We have investigated the role of dihydrofolate (H2PteGlu) accumulation in the inhibition of de novo purine synthesis by methotrexate (MTX) in human MCF-7 breast cancer cells. Previous studies have shown that cytotoxic concentrations of MTX that inhibit dihydrofolate reductase produce only minimal depletion of the reduced folate cofactor, 10-formyltetrahydrofolate, required for purine synthesis. At the same time, de novo purine synthesis is totally inhibited. In these studies, we show that 10 microM MTX causes inhibition of purine synthesis at the step of phosphoribosylaminoimidazolecarboxamide (AICAR) transformylase, as reflected in a 2-3-fold expansion of the intracellular AICAR pool. The inhibition of purine synthesis coincides with the rapid intracellular accumulation of H2PteGlu, a known inhibitor of AICAR transformylase. When the generation of H2PteGlu is blocked by pretreatment with 50 microM 5-fluorodeoxyuridine (FdUrd), an inhibitor of thymidylate synthase, MTX no longer causes inhibition of purine synthesis. Intermediate levels of H2PteGlu produced in the presence of lower (0.1-10 microM) concentrations of FdUrd led to proportional inhibition of purine biosynthesis, and the exogenous addition of H2PteGlu to breast cells in culture re-established the block in purine synthesis in the presence of FdUrd and MTX. The early phases of inhibition of purine biosynthesis could be ascribed only to H2PteGlu accumulation. MTX polyglutamates, also known to inhibit AICAR transformylase, were present in breast cells only after 6 h of incubation with the parent compounds and were not formed in cells preincubated with FdUrd. The lipid-soluble antifolate trimetrexate, which does not form polyglutamates, produced modest 10-formyltetrahydrofolate depletion, but caused marked H2PteGlu accumulation and a parallel inhibition of purine biosynthesis. This evidence leads to the conclusion that MTX and the lipid-soluble analog trimetrexate cause inhibition of purine biosynthesis through the accumulation of H2PteGlu behind the blocked dihydrofolate reductase reaction.

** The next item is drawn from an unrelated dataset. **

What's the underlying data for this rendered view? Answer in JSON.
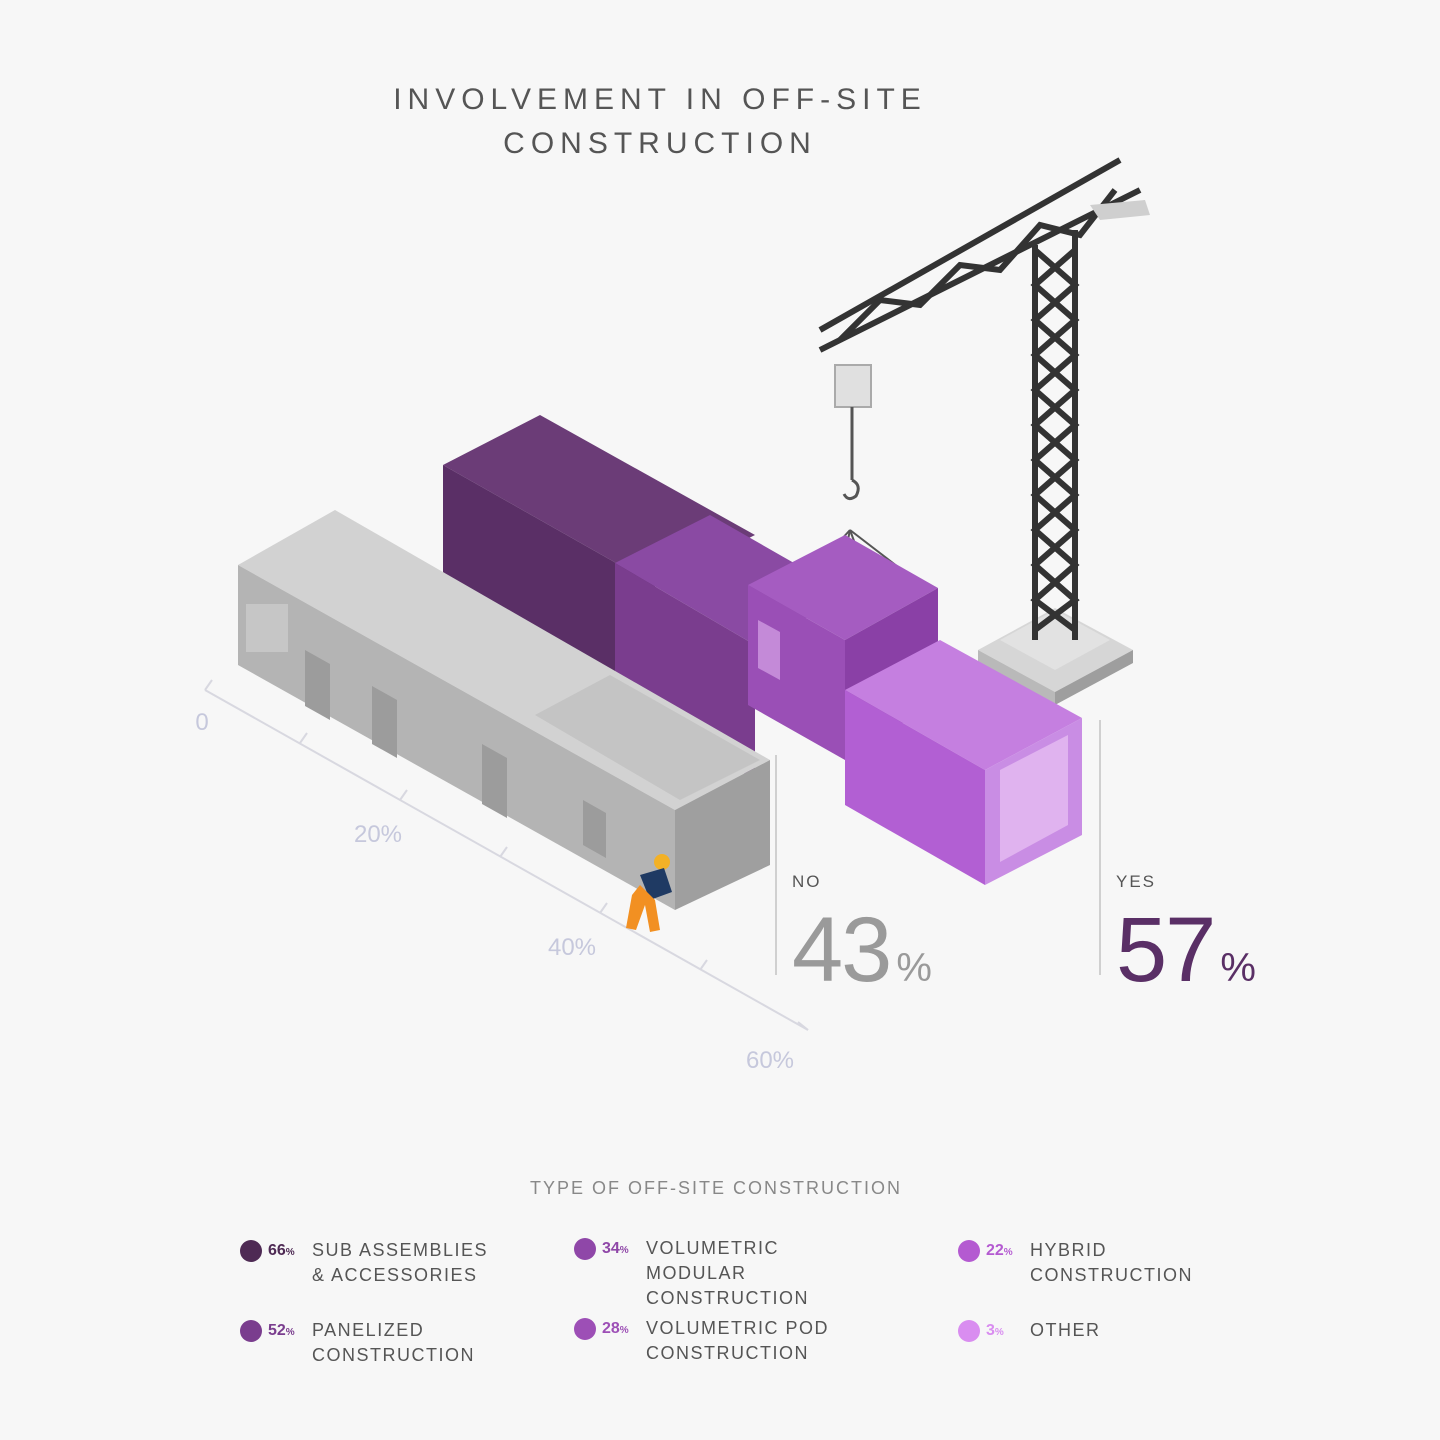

Identification and biochemical properties of 10-formyldihydrofolate, a novel folate found in methotrexate-treated cells.

The folate compound 10-formyldihydrofolate (H2folate) has not been found as a component of intracellular folates in normal tissues but has been identified in the cytosol of methotrexate (MTX)-treated MCF-7 breast cancer cells and normal human myeloid precursor cells. Its identity was verified by coelution of this compound with a synthetic marker on high pressure liquid chromatography, its reduction to 10-formyltetrahydrofolate (H4folate) in the presence of dihydrofolate reductase, and its enzymatic deformylation to dihydrofolate in the presence of aminoimidazolecarboxamide ribonucleotide (AICAR) transformylase. Chemically synthesized monoglutamated or pentaglutamated 10-formyl-H2folate was examined for its interaction with three folate-dependent enzymes: AICAR transformylase, glucinamide ribotide (GAR) transformylase, and thymidylatesynthase. 10-Formyl-H2folate-Glu5 was a competitive inhibitor of thymidylate synthase (Ki = 0.16 microM with 5,10-methylene-H4folate-Glu1 as substrate and 1.6 microM with 5,10-methylene-H4folate-Glu5) and inhibited GAR transformylase (Ki = 2.0 microM). It acted as a substrate for AICAR transformylase (Km = 5.3 microM), and its efficiency was equal to that of the natural substrate 10-formyl-H4folate-Glu5. The inhibition of thymidylate synthase by 10-formyl-H2folate was highly dependent on the inhibitor's polyglutamation state, the -Glu5 derivative having a 52-85-fold greater affinity as compared to the affinity of -Glu1. Polyglutamation of 10-formyl-H2folate did not affect its inhibition of GAR transformylase. While the actual role of 10-formyl-H2folate contributing to the cytotoxicity of MTX has not been determined, this compound has the potential to enhance inhibition of GAR transformylase and thymidylate synthase, and at the same time provides additional substrate for AICAR transformylase. The MTX-induced intracellular accumulation of 10-formyl-H2folate and H2folate may play a role in the drug-related cytotoxicity through the contribution of these folates to the inhibition of thymidylate synthase and de novo purine synthesis.